Le recours aux énergies renouvelables pourrait permettre aux pays de l’Afrique du Nord et du Moyen-Orient d’économiser leurs maigres ressources hydrauliques. C’est ce qu’affirment les experts du World Resources Institute (WRI), une organisation dédiée à l’utilisation optimale des ressources naturelles. 

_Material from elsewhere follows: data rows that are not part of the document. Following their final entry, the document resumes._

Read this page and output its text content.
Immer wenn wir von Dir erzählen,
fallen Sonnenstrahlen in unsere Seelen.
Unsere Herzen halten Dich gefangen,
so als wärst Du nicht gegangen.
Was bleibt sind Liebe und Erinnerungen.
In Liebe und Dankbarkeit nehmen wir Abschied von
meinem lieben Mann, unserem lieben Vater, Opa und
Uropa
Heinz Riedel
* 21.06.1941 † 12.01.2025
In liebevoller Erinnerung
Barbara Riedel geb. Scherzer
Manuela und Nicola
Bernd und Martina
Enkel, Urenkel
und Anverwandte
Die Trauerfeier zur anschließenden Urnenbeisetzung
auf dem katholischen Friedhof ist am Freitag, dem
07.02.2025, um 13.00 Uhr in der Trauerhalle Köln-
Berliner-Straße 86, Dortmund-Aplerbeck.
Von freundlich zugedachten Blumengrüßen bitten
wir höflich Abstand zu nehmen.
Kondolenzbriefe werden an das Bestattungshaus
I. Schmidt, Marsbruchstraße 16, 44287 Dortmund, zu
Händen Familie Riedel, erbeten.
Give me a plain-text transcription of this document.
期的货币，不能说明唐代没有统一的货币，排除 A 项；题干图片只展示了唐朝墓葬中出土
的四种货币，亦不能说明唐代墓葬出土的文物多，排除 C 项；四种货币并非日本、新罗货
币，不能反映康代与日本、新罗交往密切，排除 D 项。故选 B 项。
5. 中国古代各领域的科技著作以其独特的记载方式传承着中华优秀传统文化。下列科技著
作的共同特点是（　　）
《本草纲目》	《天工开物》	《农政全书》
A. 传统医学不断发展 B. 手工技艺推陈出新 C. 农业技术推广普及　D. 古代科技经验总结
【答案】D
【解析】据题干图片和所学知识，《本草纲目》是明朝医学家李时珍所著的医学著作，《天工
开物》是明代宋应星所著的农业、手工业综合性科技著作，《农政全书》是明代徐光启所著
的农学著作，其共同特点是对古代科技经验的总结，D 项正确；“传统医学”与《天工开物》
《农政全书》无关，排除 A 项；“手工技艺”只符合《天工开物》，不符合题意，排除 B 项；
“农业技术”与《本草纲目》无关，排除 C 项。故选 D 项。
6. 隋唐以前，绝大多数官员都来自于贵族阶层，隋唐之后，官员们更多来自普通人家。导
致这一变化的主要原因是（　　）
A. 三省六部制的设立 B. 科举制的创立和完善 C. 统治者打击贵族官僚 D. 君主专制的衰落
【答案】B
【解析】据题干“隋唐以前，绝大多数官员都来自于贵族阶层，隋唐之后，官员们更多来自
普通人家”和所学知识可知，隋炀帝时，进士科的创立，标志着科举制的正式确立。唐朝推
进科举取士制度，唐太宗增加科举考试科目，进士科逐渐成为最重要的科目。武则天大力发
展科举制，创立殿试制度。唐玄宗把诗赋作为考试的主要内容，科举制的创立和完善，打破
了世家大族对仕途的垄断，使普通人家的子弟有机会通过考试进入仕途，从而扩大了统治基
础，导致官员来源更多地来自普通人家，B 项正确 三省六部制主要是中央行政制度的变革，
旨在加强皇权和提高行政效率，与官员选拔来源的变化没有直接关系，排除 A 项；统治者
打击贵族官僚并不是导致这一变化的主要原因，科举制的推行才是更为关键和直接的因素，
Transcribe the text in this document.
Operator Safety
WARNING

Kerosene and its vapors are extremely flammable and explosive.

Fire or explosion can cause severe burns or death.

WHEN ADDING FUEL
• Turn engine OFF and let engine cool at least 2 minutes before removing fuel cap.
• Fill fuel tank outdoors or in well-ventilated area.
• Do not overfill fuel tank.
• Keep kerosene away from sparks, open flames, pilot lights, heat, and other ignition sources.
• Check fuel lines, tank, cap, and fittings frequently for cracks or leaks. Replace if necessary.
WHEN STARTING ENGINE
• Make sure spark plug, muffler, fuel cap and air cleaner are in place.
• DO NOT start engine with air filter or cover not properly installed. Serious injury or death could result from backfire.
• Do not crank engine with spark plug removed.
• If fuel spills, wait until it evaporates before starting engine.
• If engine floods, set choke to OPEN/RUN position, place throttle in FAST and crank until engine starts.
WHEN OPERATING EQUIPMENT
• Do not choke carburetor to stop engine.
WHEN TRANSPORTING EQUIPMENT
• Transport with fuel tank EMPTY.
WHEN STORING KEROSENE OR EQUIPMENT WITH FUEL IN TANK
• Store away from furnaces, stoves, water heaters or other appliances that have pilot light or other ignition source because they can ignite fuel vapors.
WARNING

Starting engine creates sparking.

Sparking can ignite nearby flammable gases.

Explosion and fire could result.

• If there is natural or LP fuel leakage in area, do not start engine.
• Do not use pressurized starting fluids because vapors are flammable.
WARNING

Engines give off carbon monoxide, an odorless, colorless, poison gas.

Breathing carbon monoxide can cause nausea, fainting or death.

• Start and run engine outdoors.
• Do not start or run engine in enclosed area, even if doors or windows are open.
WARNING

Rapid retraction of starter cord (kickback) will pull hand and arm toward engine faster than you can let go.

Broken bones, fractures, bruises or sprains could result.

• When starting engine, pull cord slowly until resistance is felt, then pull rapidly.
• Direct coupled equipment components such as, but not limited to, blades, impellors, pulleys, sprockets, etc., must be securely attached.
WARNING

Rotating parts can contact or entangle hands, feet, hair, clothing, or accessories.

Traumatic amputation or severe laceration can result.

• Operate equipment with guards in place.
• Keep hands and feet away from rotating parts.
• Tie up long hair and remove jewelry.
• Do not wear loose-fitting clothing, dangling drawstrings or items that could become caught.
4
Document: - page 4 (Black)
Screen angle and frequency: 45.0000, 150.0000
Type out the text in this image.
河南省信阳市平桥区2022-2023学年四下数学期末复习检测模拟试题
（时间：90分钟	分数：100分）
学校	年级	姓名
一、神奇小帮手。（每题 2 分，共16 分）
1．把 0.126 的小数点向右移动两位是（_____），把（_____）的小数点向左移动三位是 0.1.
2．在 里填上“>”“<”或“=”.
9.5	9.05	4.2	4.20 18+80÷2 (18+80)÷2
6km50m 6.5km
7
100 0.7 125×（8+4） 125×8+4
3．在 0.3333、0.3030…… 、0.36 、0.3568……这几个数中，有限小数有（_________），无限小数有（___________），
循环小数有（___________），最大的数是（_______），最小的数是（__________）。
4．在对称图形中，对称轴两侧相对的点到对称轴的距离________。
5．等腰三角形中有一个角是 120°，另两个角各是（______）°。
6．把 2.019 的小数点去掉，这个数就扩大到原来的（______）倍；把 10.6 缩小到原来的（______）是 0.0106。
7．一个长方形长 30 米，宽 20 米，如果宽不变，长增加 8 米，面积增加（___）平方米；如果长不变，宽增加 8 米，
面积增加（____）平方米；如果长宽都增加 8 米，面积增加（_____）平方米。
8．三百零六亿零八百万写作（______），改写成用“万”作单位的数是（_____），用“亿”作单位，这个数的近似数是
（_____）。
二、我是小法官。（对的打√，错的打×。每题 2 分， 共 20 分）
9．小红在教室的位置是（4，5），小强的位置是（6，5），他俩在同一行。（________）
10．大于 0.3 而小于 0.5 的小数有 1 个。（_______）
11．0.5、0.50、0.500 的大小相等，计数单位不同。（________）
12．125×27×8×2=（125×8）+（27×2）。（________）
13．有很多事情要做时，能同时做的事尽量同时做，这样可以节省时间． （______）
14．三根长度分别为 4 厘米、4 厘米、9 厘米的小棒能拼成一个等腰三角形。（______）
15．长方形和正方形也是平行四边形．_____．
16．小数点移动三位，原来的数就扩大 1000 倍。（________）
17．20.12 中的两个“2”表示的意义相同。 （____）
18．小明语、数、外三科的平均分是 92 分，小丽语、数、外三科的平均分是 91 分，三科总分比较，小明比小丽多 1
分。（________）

« Les recherches ont démontré qu’une transition vers les énergies renouvelables permet de diminuer les émissions de gaz à effet de serre. Mais la plupart du temps, les économies en eau sont les premières retombées positives de ce type de projet », a confié, à Reuters, Tianyi Luo, un responsable du WRI

En effet, pour éclairer une ampoule incandescente de 60 watts pendant 12 heures, chaque jour, sur un an, il faut entre 3 000 et 6 000 gallons (entre 11 et 22 mètres cubes) d’eau pour l’électricité produite par les centrales utilisant les combustibles fossiles. Cette eau est notamment utilisée dans le processus de refroidissement, ce qui n’est pas nécessaire dans le cas des centrales solaires et éoliennes. 

« Ces pays ont des potentiels solaires et éoliens élevés et pourraient les utiliser à des fins très productives. Cela leur permettrait, par la même occasion, de faire face à leurs défis en matière d’eau », a affirmé, à ce propos, Jordan Macknick, analyste en énergie et eau du Laboratoire national des Etats Unis pour les énergies renouvelables.